Faccio però una domanda a tutti voi che avete visto l’immagine della campagna da qualche parte: qual è la compagnia aerea che l’ha fatta?

Se anche il 100% di voi ha risposto giusto, per le ragioni esposte sopra e per il corollario che descriverò a breve, io credo che con un leggero cambiamento la campagna sarebbe stata ancora più efficace: mettendo il logo della “norwegian” sotto al prezzo del volo ci sarebbe stata (maggiore) certezza che le persone esposte alla campagna lo vedessero e la forza elegante del messaggio sarebbe stata comunque tale da dare il medesimo contributo alla percezione della marca (brand equity).

E’ il concetto di “make the money work harder” e va perseguito sempre per quanto possibile per l’etica dell’efficienza (che porta alla massimizzazione dell’efficacia).

Il corollario che ha probabilmente contribuito alla diffusione della conoscenza della norwegian è stata la risposta di “Alitalia”. Dal punto di vista di Alitalia secondo me è stata una pessima mossa perché:

-          Posiziona Alitalia come follower.

-          Posiziona Alitalia come guascone / parassita.

-          Rischia di posizionare Alitalia come compagnia aerea non conveniente nel caso in cui il costo del volo sia superiore a quello di norwegian.

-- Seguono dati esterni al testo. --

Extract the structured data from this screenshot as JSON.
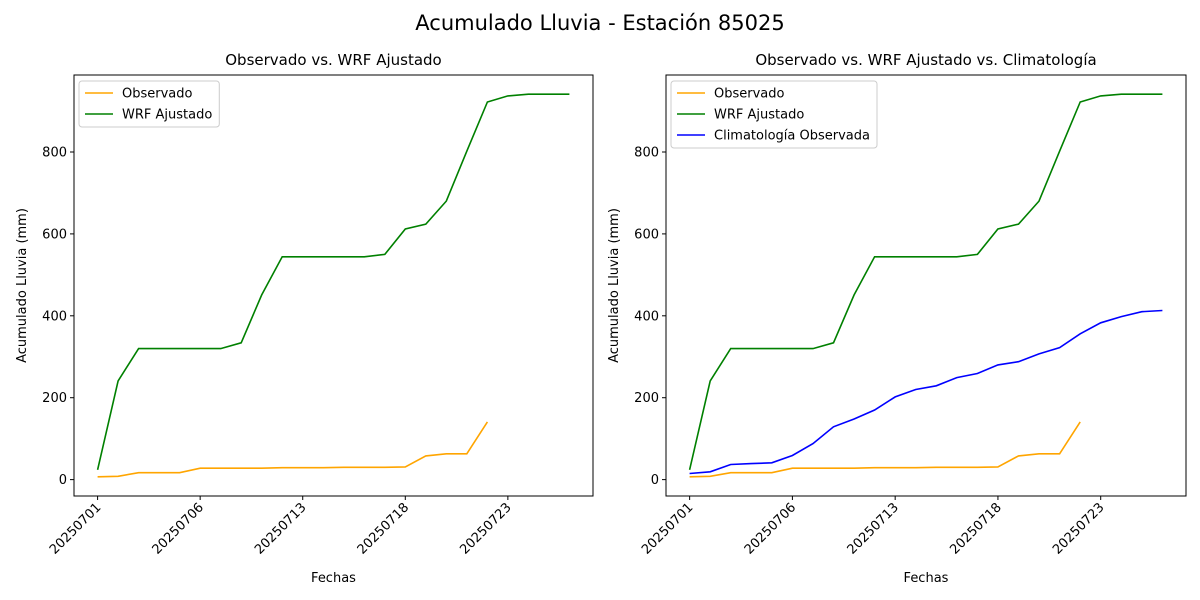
{
  "title": "Acumulado Lluvia - Estación 85025",
  "chart_data": [
    {
      "type": "line",
      "title": "Observado vs. WRF Ajustado",
      "xlabel": "Fechas",
      "ylabel": "Acumulado Lluvia (mm)",
      "categories": [
        "20250701",
        null,
        null,
        null,
        null,
        "20250706",
        null,
        null,
        null,
        null,
        "20250713",
        null,
        null,
        null,
        null,
        "20250718",
        null,
        null,
        null,
        null,
        "20250723",
        null,
        null,
        null
      ],
      "series": [
        {
          "name": "Observado",
          "color": "orange",
          "values": [
            7,
            8,
            17,
            17,
            17,
            28,
            28,
            28,
            28,
            29,
            29,
            29,
            30,
            30,
            30,
            31,
            58,
            63,
            63,
            141,
            null,
            null,
            null,
            null
          ]
        },
        {
          "name": "WRF Ajustado",
          "color": "green",
          "values": [
            24,
            241,
            320,
            320,
            320,
            320,
            320,
            334,
            451,
            544,
            544,
            544,
            544,
            544,
            550,
            612,
            624,
            680,
            802,
            922,
            937,
            941,
            941,
            941
          ]
        }
      ],
      "ylim": [
        -40,
        988
      ],
      "yticks": [
        0,
        200,
        400,
        600,
        800
      ],
      "legend": "upper left"
    },
    {
      "type": "line",
      "title": "Observado vs. WRF Ajustado vs. Climatología",
      "xlabel": "Fechas",
      "ylabel": "Acumulado Lluvia (mm)",
      "categories": [
        "20250701",
        null,
        null,
        null,
        null,
        "20250706",
        null,
        null,
        null,
        null,
        "20250713",
        null,
        null,
        null,
        null,
        "20250718",
        null,
        null,
        null,
        null,
        "20250723",
        null,
        null,
        null
      ],
      "series": [
        {
          "name": "Observado",
          "color": "orange",
          "values": [
            7,
            8,
            17,
            17,
            17,
            28,
            28,
            28,
            28,
            29,
            29,
            29,
            30,
            30,
            30,
            31,
            58,
            63,
            63,
            141,
            null,
            null,
            null,
            null
          ]
        },
        {
          "name": "WRF Ajustado",
          "color": "green",
          "values": [
            24,
            241,
            320,
            320,
            320,
            320,
            320,
            334,
            451,
            544,
            544,
            544,
            544,
            544,
            550,
            612,
            624,
            680,
            802,
            922,
            937,
            941,
            941,
            941
          ]
        },
        {
          "name": "Climatología Observada",
          "color": "blue",
          "values": [
            15,
            19,
            37,
            39,
            41,
            59,
            88,
            129,
            148,
            170,
            202,
            220,
            229,
            249,
            259,
            280,
            288,
            307,
            322,
            356,
            383,
            398,
            410,
            413
          ]
        }
      ],
      "ylim": [
        -40,
        988
      ],
      "yticks": [
        0,
        200,
        400,
        600,
        800
      ],
      "legend": "upper left"
    }
  ]
}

-          Diventa un megafono che amplifica la campagna (originaria e originale) di norwegian.

Lo so che mi direte che comunque è stata un’azione di social media marketing che ha dato visibilità ad Alitalia, ma ormai dovrebbero saperlo anche i sassi che le vanity metrics non portano a niente (nel migliore dei casi) e spesso portano alla perdizione (delle marche).

Aggiungo io un corollario per i massmediologi: com’è che a nessuno è venuto in mente che anche Angelina is single?